Studying mental health of patients and parents
Cancer patients who used a Web-based tool to communicate with caregivers during treatment reported significantly less depression and social functioning than did patients in a control group, according to a study led by Donna Berry, PhD, RN, director of the Phyllis F. Cantor Center for Research in Nursing and Patient Care Services.
Patients in the trial used the Electronic Self-Report Assessment for Cancer (ESRA-C), to monitor their symptoms and quality of life in between clinic visits as well as to receive education about self-care.
Jonathan Marron, MD, of Dana-Farber/Boston Children’s, reported that parents who were fully informed about their child’s cancer prognosis – even when it was unfavorable – were more likely to feel hopeful and gain peace of mind, rather than becoming anxious and depressed.
Results of a survey of 353 parents of children newly diagnosed with cancer showed that fully informed parents were not significantly more anxious, depressed, or less hopeful than those who received less information. Jennifer Mack, MD, MPH, of Dana-Farber/Boston Children’s is the senior author of the report.
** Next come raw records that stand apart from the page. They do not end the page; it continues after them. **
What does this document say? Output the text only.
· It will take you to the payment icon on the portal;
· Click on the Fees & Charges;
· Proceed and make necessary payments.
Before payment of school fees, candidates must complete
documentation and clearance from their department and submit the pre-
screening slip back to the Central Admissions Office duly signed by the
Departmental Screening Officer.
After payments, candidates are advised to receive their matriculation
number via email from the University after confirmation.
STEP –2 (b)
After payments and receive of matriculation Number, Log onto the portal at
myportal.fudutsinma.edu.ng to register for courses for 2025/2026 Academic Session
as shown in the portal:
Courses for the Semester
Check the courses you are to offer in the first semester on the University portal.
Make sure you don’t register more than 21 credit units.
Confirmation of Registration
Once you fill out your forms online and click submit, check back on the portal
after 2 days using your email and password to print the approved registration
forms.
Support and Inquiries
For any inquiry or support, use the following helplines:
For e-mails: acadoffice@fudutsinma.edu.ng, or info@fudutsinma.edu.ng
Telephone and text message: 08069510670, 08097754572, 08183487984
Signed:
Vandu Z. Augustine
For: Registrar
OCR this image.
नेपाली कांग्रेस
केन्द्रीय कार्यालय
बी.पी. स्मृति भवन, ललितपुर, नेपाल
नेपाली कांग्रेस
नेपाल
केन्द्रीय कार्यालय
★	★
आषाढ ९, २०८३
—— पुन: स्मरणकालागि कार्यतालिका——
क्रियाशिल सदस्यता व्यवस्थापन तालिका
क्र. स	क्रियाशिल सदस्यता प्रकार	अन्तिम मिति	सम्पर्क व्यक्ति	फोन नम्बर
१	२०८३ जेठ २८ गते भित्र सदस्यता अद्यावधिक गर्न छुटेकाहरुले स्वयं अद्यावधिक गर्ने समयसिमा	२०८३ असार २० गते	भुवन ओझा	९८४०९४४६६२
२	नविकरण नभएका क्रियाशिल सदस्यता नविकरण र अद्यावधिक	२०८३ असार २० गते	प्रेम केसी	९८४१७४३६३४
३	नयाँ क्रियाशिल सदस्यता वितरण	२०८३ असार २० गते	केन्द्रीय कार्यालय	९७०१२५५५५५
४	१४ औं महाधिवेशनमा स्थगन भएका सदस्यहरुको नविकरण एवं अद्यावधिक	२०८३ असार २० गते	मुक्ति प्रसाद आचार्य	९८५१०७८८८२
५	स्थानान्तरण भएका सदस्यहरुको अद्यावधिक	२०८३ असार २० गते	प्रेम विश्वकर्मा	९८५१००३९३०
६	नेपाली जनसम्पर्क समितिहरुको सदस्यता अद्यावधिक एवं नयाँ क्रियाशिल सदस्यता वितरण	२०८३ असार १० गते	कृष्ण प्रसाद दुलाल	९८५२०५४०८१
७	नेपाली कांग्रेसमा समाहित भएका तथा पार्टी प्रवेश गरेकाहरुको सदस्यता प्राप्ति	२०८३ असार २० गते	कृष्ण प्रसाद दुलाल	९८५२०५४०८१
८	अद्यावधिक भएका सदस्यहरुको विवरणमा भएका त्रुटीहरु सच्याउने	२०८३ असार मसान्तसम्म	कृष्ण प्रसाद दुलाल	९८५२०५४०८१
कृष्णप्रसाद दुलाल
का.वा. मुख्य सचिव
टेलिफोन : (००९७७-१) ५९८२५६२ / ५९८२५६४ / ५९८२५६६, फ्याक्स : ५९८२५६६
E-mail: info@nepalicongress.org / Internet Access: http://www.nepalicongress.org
Exercise and quality of life
Cancer survivors who participated in a fitness program improved their physical activity, fitness, and quality of life, according to a study led by Jennifer Ligibel, MD, senior physician in the Susan F. Smith Center for Women’s Cancers, and a researcher from the Yale Cancer Center.
The 186 survivors in the study participated in the 12-week LIVESTRONG at the YMCA program. They gained significant increases in physical activity (75 percent exercising a minimum of 150 minutes/week compared to 25 percent for the control group); and improvements in both overall quality of life and fitness performance (according to a six-minute walk test).